Короче, Данька полез туда, куда пьяным лезть не следовало. Хотел ломом расчистить паз, по которому короб ходит. Там, по ходу, дело было всего-то в куске окалины. Ну вот. Ломик толкнуло крышкой. Вместе с ним Даню подбросило вперед и вверх. Упал он лицом вниз. Что ни говори, яркая смерть. – Дегтярев еле слышно засмеялся, отчего у Зои мурашки побежали по коже. – Если разобраться, никто не виноват. Понимаешь, окалина попала в паз и заклинила движение крышки».
«Да понимаю я, понимаю, не нервничай. Ты мне сто раз уже об этом рассказывал. Ты спать думаешь?!» – «Обожди, Зоя. – Дегтярев встал с кровати, подошел к журнальному столику и налил в рюмку коньяка. Выпил. Постоял немного, через щель между двумя неплотно задернутыми шторами всматриваясь в движение звезд на ночном небосводе. Позвенел графином, наливая воду. – Хуже всего, что он так отсюда никуда и не ушел, и никто из них никуда не уходит. Правы власти, которые хотят это закрыть, но, если они это сделают, всем будет только хуже. Причем намного!»

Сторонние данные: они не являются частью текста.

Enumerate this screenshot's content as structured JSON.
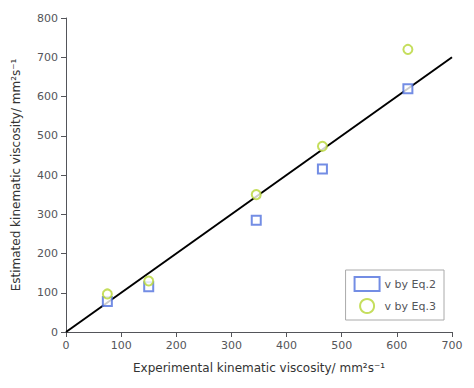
{
  "chart_data": {
    "type": "scatter",
    "xlabel": "Experimental kinematic viscosity/ mm²s⁻¹",
    "ylabel": "Estimated kinematic viscosity/ mm²s⁻¹",
    "xlim": [
      0,
      700
    ],
    "ylim": [
      0,
      800
    ],
    "xticks": [
      0,
      100,
      200,
      300,
      400,
      500,
      600,
      700
    ],
    "yticks": [
      0,
      100,
      200,
      300,
      400,
      500,
      600,
      700,
      800
    ],
    "grid": false,
    "legend": "lower right",
    "series": [
      {
        "type": "line",
        "x": [
          0,
          700
        ],
        "values": [
          0,
          700
        ],
        "color": "#000000"
      },
      {
        "type": "scatter",
        "name": "v by Eq.2",
        "marker": "square",
        "x": [
          75,
          150,
          345,
          465,
          620
        ],
        "values": [
          78,
          115,
          285,
          415,
          620
        ]
      },
      {
        "type": "scatter",
        "name": "v by Eq.3",
        "marker": "circle",
        "x": [
          75,
          150,
          345,
          465,
          620
        ],
        "values": [
          97,
          130,
          350,
          473,
          720
        ]
      }
    ]
  }
}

«Кто не уходит?! Откуда? Ты это о чем?!» – Зоя перевернулась на правый бок, включила лампу над постелью. Взяла сигаретку, закурила. Дегтярев сел на кровать со стаканом воды и принялся яростно чесать затылок и грудь. «Весь последний год, – проговорил он задумчиво, – Даню видели на участке нагревательных колодцев. Не каждую ночь, но в полнолуние или когда дождь сильный накануне. Короче, если вечером гром, то ночью жди! – Александр Степанович невесело усмехнулся. – При жизни не наблюдал в нем столь дивного постоянства».
«Не понимаю, – проговорила Зоя ломким голосом и в две затяжки прикончила сигаретку, – что за чушь?!» – «Не понимаешь, конечно, не понимаешь. – Дегтярев уселся в постели поудобнее, взял в руки пепельницу с тумбочки, закурил. – Ну вот и помолчи, если не понимаешь.
И весь этот год мне никто ничего не рассказывал. Ну, это ясно. – Дегтярев вполголоса рассмеялся. – Представь, если б мне доложили, что на участке нагревательных колодцев вся ночная смена целиком видела моего покойного брата, Даниила Степановича Дегтярева?! – Александр снова тихо засмеялся. – Я их не просто бы уволил, а еще и хари бы им в кисель поразбивал! У нас, конечно, тот еще город, и нежить здесь – обычное дело, но не до такой же степени!»
«Бред какой-то, – передернула плечами Зоя, – твоих металлургов лечить давно пора. – Сигаретка стремительно тлела. Пепел грозил в любую секунду обрушиться вниз. – Увольнять и лечить! Лечить и увольнять!» – «Э, не скажи! – Дегтярев покачал головой. – Потомственные династии. Один только Петренко чего стоит!» – «А Петренко твой…» – зло проговорила Зоя…» – «А Петренко ты вообще не трогай», – предупредил Дегтярев.